Here's an example of file upload for a specific file type (this one is for pdf files)

from sanic import Sanic
from sanic.response import json
from pathlib import os
from datetime import datetime


app = Sanic()

config = {}
config["upload"] = "./tests/uploads"



@app.route("/upload", methods=['POST'])
def post_json(request):
    if not os.path.exists(config["upload"]):
        os.makedirs(config["upload"])
    test_file = request.files.get('file')
    file_parameters = {
        'body': test_file.body,
        'name': test_file.name,
        'type': test_file.type,
    }
    if file_parameters['name'].split('.')[-1] == 'pdf':
        file_path = f"{config['upload']}/{str(datetime.now())}.pdf"
        with open(file_path, 'wb') as f:
            f.write(file_parameters['body'])
        f.close()
        print('file wrote to disk')

        return json({ "received": True, "file_names": request.files.keys(), "success": True })
    else:
        return json({ "received": False, "file_names": request.files.keys(), "success": False, "status": "invalid file uploaded" })

For examples on other request types, refer official docs (https://sanic.readthedocs.io/en/latest/sanic/request_data.html)

1

The above answers ignore the necessary existence of html files.
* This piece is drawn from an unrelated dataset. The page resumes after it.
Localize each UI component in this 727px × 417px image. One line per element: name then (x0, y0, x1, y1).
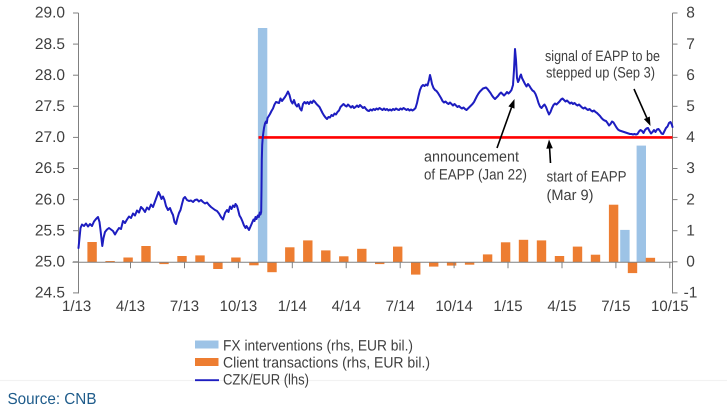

Also there are some bugs out there. Now I post my answer that works on my machine.

The code combines sanic as well as html.

import asyncio

from sanic import Sanic
from sanic.response import html, file, text
from sanic.request import Request

import os
app = Sanic('something')

@app.route("/")
async def index(request: Request):
    return html("""
        <form action="/upload" method="post" enctype="multipart/form-data">
            <input type="file" name="file">
            <input type="submit" value="Upload">
        </form>
    """)

@app.route("/upload", methods=["POST"])
async def upload(request: Request):
    file_ = request.files.get("file")
    return await file((os.getcwd() + '/tempdir/some_file_feedback.csv'),  filename="your_match.pdf")

if __name__ == "__main__":
    app.run(host="0.0.0.0", port=6000)

The above not only receives uploaded file, but also gives back response in another file. Hope this helps for many people.